Trinity Laban’s Dance Science team along with MSc, MFA, PhD students and alumni spent four days at the event with dance science enthusiasts from across the world, covering topics that included sleep, training load, injury, psychology, hypermobility, creativity and much more.

Faculty, alumni and current students all contributed to the conference through podium and poster presentations, or by facilitating workshops and movement sessions.

The conference’s presenting speakers were of varying professional backgrounds including doctors, physiotherapists, psychologists, educators, scientists and dancers.

Trinity Laban made 19 presentations overall, including new research into performance anxiety, mental health, disordered eating attitudes, dancers’ memories, and dance science in the digital age.

Those who attended and presented from Trinity Laban included Professor Emma Redding (Head of Dance Science), Dr Liliana Araújo (Dance Science Programme Leader), Dr Lucie Clements (Lecturer in Dance Science), Elsa Urmston (Lecturer in Dance Science), Anna Williams (Health Clinic Administrator) and Leanne Steel (Dance Science Graduate Intern).

Professor Emma Redding also represented Trinity Laban by introducing the AJG Howse Memorial Lecture on Management of the dancer’s hip.

For several Trinity Laban students and alumni it was their first time attending the IADMS annual conference, while others are long-term attendees of the annual event.

Lauren Copping, Year 2 MFA student, said –

“I had an incredible experience in Helsinki attending my fifth IADMS conference. It was not only wonderful to see how many Trinity Laban students, alumni, and staff were in attendance, but it was also great to meet or reconnect with researchers from other institutions. During the conference, I also had the opportunity to present my MFA research for the first time post-submission. It was really exciting to share my project and to receive such encouraging feedback and questions from the other attendees.”

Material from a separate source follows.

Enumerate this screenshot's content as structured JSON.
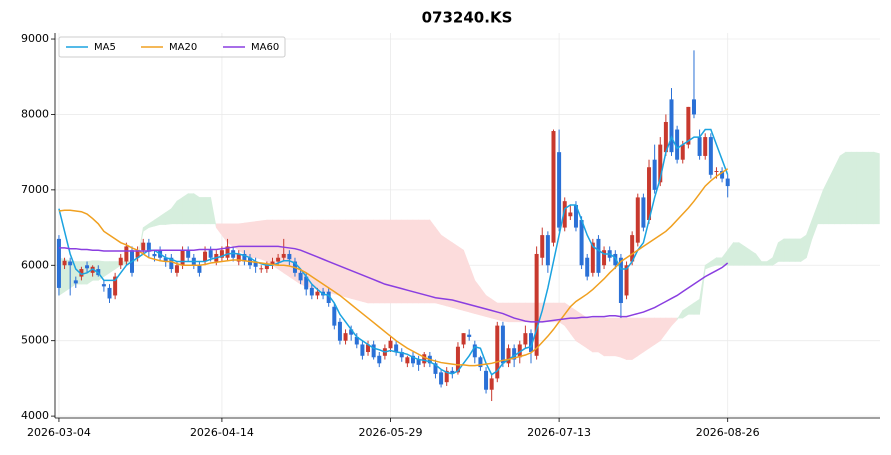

Hannah Jussli, MSc student 2017-18 was impressed with sessions catering to students which allow you to connect with peers around the globe.

“IADMS is a great opportunity to follow the latest research findings and be surrounded by other researchers, scientists, and teachers, who share the same interest and passion for dance and science,” she said.

“[It was] a great event offering a compact source of inspiration, great for gaining insights into unpublished research and scientific findings and a significant opportunity to network,” added Farah Md Fadzali, MSc student 2017-18.

Julie Ferrell, a current MSc student explained that as a new postgraduate student she loved having the opportunity to meet dance scientists at all stages of their career and seeing what the trends in current research are: “It was very eye- opening to where the field is heading, what it is still lacking, and the opportunities that await.”

Freya Simmons, MSC student 2018-19, described herself as “100% inspired by the work and great people in field”, adding: “My brain was stimulated, overwhelmed, thought flooded and I loved it! Can’t wait for next year.”

“I am really grateful I had the opportunity to attend IADMS as a current MSc Dance Science student at Trinity Laban. I learned a lot about the current research being done in the field, which gave me numerous ideas for my own research project. I also met so many different people who are all really passionate about dance medicine and science, both peers and professionals that I hope to stay connected with as I prepare to start my career in dance medicine,” concluded Stephanie Pittman, MSc student 18-19.

Trinity Laban was the first UK provider of an MSc in Dance Science, and from September 2019 will also offer a BSc in Dance Science.